Then He Is Strong
Sometimes the Lord is slow to come to the aid of his people, at least as we think of slow. Sometimes, we want God to come to us in our time of need—right now. We don’t want to wait, we don’t want to suffer, we don’t want to feel sorrow. But God does not count slowness like we count slowness. God loves his children, is not taking his time, rather he is right on time. He is not off somewhere playing with his other children, he is in it with us, knowing what we know, experiencing what we experience, and feeling what we feel.

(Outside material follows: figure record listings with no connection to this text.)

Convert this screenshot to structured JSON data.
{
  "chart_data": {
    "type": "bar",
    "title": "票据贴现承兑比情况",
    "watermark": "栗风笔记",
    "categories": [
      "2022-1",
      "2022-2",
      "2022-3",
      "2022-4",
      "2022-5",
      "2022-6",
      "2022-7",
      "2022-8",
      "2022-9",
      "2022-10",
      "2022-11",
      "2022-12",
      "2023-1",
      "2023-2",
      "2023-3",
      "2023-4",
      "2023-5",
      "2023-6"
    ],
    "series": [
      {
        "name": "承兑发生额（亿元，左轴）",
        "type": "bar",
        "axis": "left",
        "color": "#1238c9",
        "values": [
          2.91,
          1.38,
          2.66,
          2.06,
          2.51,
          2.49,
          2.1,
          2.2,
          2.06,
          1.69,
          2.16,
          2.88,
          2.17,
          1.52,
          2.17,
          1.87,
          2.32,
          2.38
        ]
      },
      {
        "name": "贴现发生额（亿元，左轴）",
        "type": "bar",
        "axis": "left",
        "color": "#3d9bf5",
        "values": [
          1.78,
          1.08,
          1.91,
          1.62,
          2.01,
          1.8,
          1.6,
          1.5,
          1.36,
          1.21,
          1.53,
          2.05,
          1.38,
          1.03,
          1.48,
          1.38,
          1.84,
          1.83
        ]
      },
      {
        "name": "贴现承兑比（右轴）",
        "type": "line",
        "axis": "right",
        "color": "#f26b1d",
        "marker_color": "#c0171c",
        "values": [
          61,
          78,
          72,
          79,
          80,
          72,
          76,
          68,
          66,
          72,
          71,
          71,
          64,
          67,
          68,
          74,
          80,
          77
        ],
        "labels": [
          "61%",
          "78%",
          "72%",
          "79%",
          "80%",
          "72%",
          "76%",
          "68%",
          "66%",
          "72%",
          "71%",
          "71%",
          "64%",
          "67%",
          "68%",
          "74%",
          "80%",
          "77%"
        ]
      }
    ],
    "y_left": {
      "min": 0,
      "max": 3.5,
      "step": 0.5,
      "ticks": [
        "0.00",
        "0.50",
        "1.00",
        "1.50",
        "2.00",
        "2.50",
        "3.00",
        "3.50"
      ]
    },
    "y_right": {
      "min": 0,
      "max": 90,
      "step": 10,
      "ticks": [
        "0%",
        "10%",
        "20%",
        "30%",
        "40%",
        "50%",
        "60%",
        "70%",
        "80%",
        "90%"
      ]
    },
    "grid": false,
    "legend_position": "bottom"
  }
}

When we receive what God has for us with open hands, with joyful hearts, and with grateful minds, he renews our strength and gives us grace. Even in the worst of times, God comes to us, and calls us not only suffer, but to rejoice in our sufferings. The Apostle Paul told us, in response to his thorn in the flesh, not only did he accept it from the hand of God, he gladly boasted in his infirmities, and he took pleasure in his suffering. Along these same lines, James tells us to consider it all joy when we encounter various trials.
There is more to our lives than what we know and understand. Paul said that he thought of his suffering the way he did because God told him that His Grace was sufficient for his need. God knew Paul was suffering. God knew that Paul was in pain. And God refused to take it away because Paul needed to know that God’s strength is made perfect in Paul’s suffering. Paul said that boasting in his infirmities showed that the power of Christ was resting on him. He took pleasure in his “infirmities, reproaches, needs, persecutions, and distresses” in the name of Christ because when he was weak, Christ was strong.
The Westminster Shorter catechism says that the chief end of man is to glorify God and to enjoy him forever. Suffering, pain, trials, and sorrows are given to us for God’s glory, because when we are weak, and we turn to God and are grateful for what he has given us, he is strong and receives glory.